Individual therapy is also more available. There are more individual therapists than couples therapists, and you are not coordinating two schedules and one clinician's availability. If you are already feeling overwhelmed by logistics, that friction matters.

For a broader look at what to expect from the therapy process itself after a split, see our piece on therapy after divorce, which covers what to ask a therapist in a first session and what to expect in the first 90 days.

Ask the right questions when you contact a therapist

Not all therapists are trained in both formats, and not all therapists who see couples are trained in evidence-based couples modalities. Asking the right questions upfront saves you from switching providers after four sessions.

For individual therapy, ask: What is your approach to attachment patterns and relationship history? Have you worked with clients processing infidelity or relationship loss? What does your typical client look like six months in?

For couples therapy, ask: Are you trained in emotionally focused therapy (EFT) or the Gottman Method? How do you handle sessions when one partner is significantly more motivated than the other? What is your policy if one partner discloses something in an individual session that affects the couples work?

That last question matters. Most ethical couples therapists will tell you they do not keep secrets from the other partner, or they will set a clear policy upfront.

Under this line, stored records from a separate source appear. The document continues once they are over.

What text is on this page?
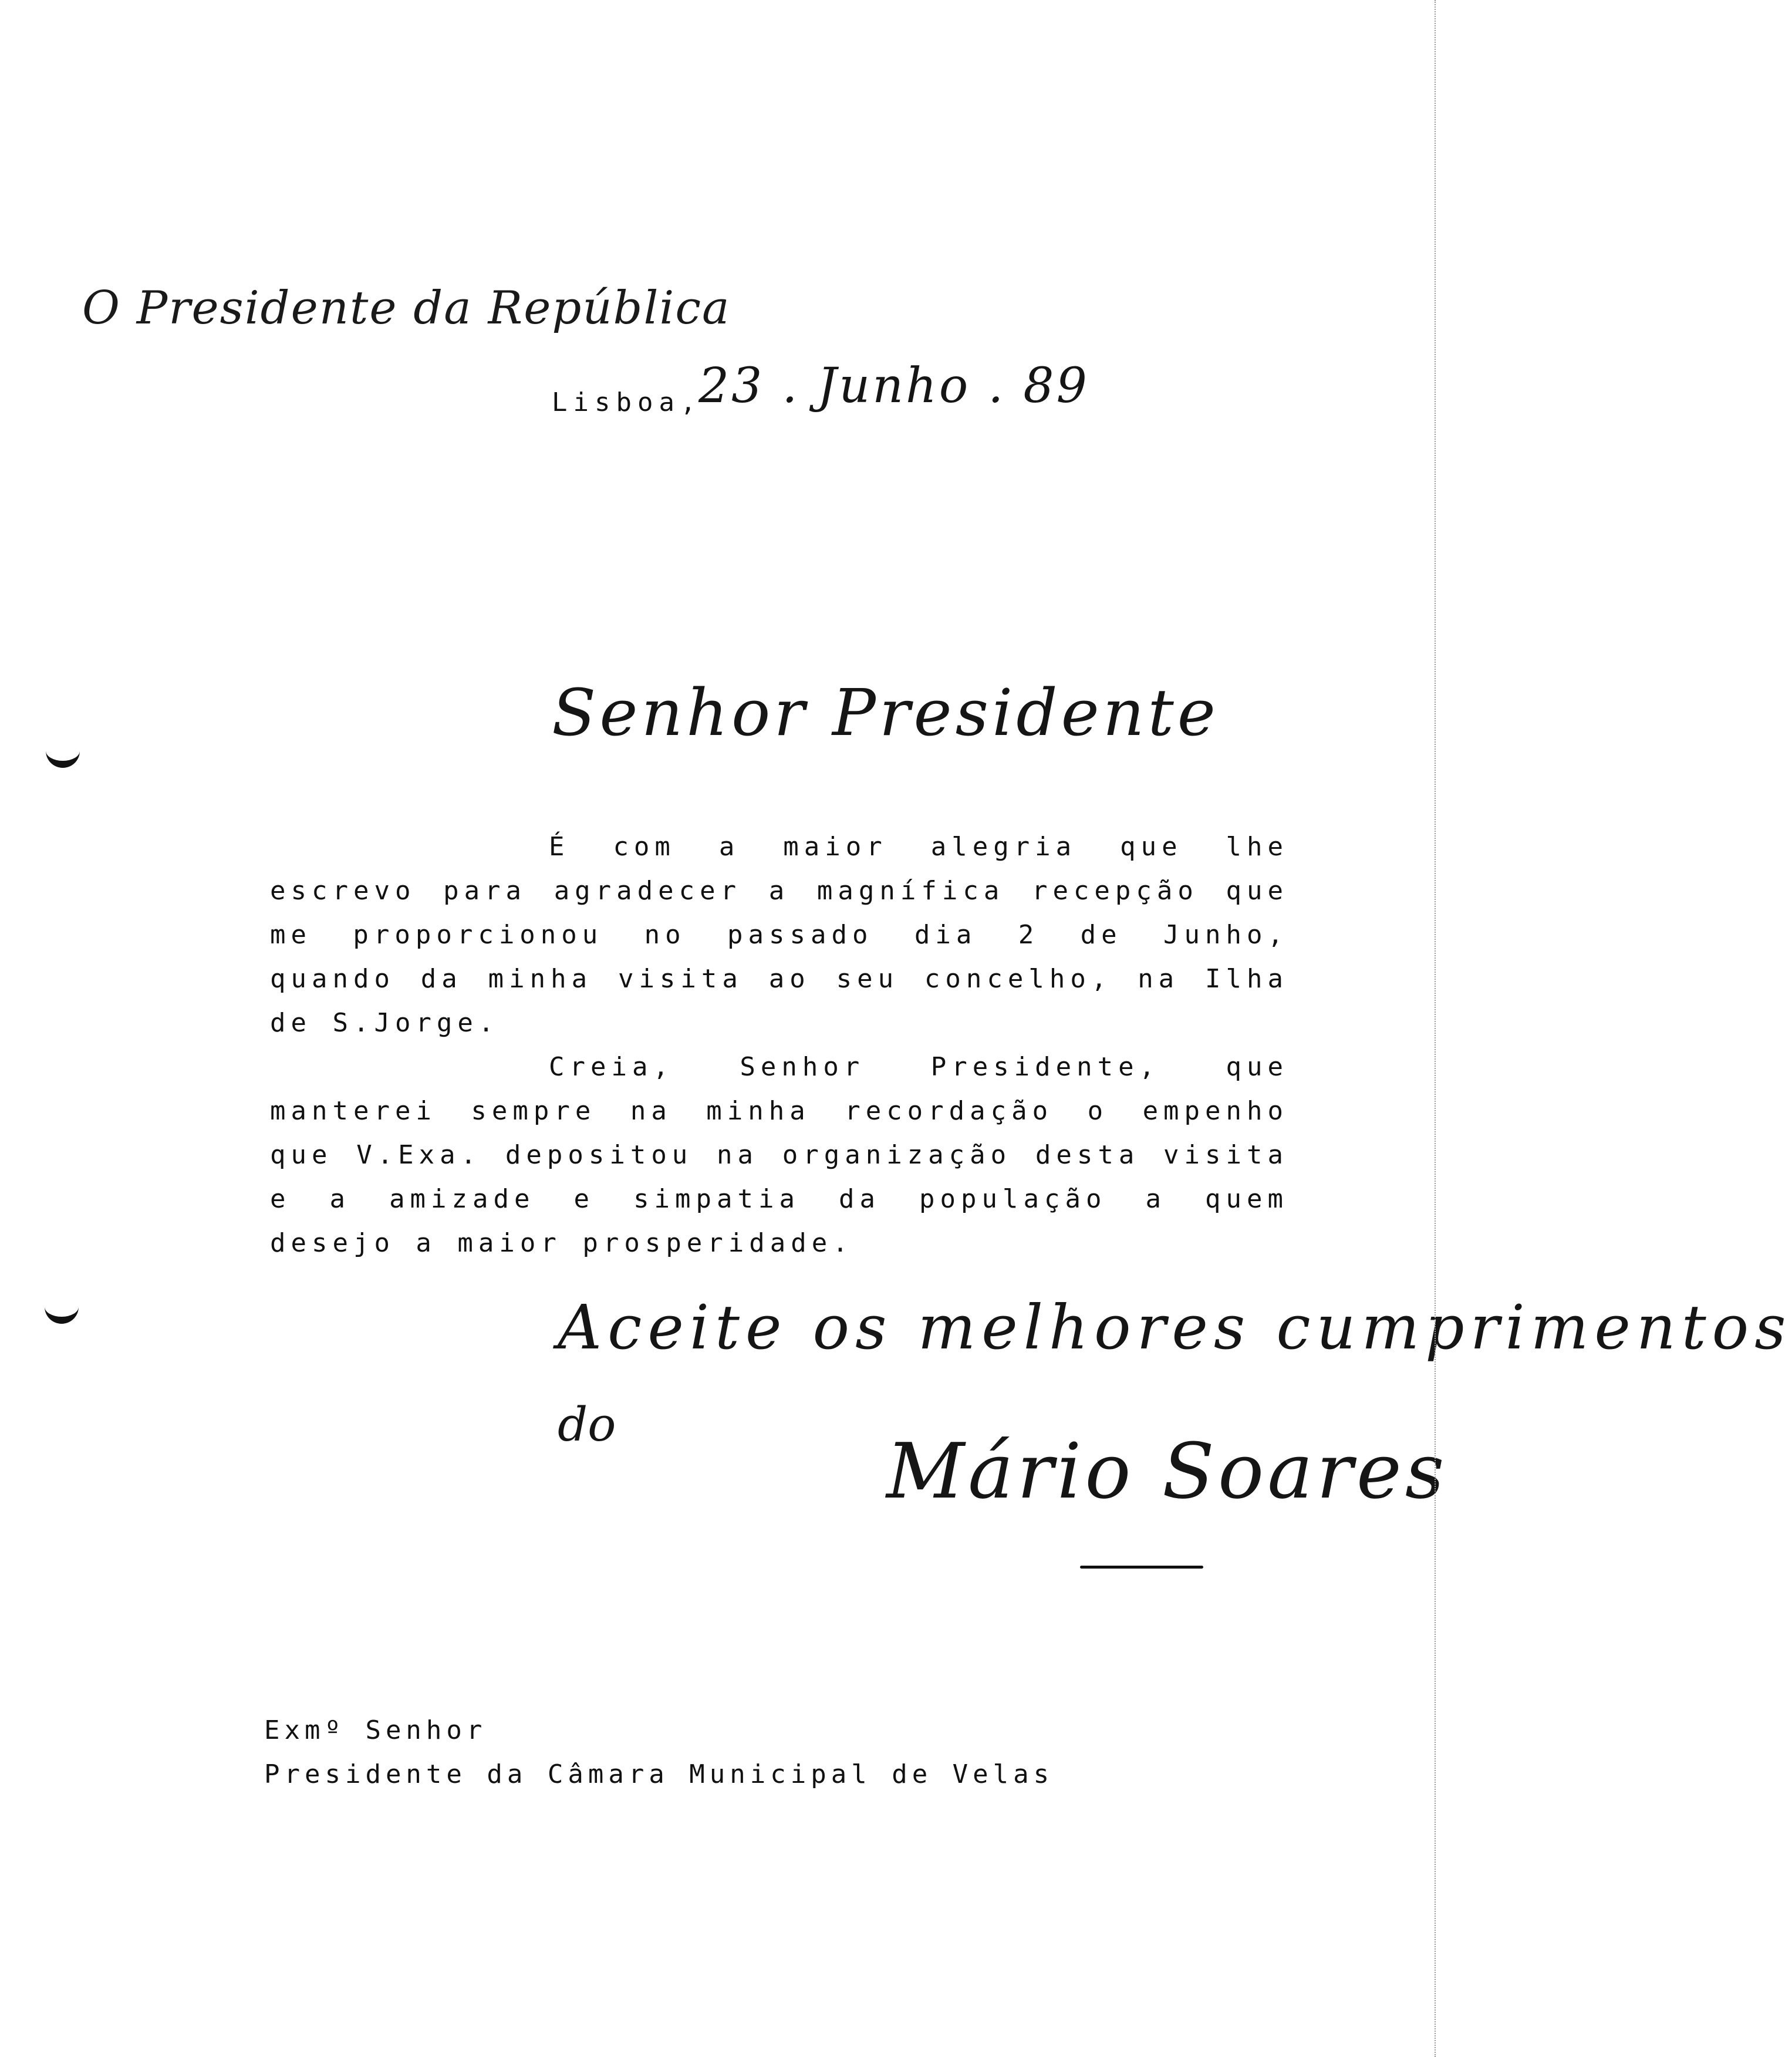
O Presidente da República
Lisboa,
23 . Junho . 89
Senhor Presidente
É com a maior alegria que lhe escrevo para agradecer a magnífica recepção que me proporcionou no passado dia 2 de Junho, quando da minha visita ao seu concelho, na Ilha de S.Jorge.
Creia, Senhor Presidente, que manterei sempre na minha recordação o empenho que V.Exa. depositou na organização desta visita e a amizade e simpatia da população a quem desejo a maior prosperidade.
Aceite os melhores cumprimentos
do
Mário Soares
Exmº Senhor
Presidente da Câmara Municipal de Velas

Knowing that policy before you start prevents a very uncomfortable moment later.

If you are in a situation involving co-parenting and conflict, ask specifically whether the therapist has experience with high-conflict co-parenting dynamics. That is a specialty, not a default skill.

Sequence the two formats if you need both

Some people will eventually use both individual and couples therapy, just not at the same time and not in the wrong order.

The most common productive sequence: individual therapy first, for long enough to understand your own patterns and stabilize emotionally. This is especially true if the relationship ended badly, if you have a history of sliding into commitment rather than choosing it deliberately, or if you feel like you have been here before. Research on how people enter relationships suggests that when commitment happens by drift, the relationship was on shakier ground than it appeared. Understanding your own role in that drift is individual work.

If you later enter a new relationship and hit a wall, couples therapy at that point is far more effective. You show up with self-awareness, with language for what you need, and with some practice at noticing your own patterns. The couples therapist has more to work with.

If you are reconciling with your ex specifically, a different sequence applies: couples therapy to assess whether reconciliation is viable, with each of you continuing or starting individual therapy alongside it. Doing only couples therapy during a reconciliation attempt tends to put all the pressure on the shared sessions and leaves individual processing unaddressed.

The short version: individual work first, couples work when both people are actually ready and when the relationship exists to work on.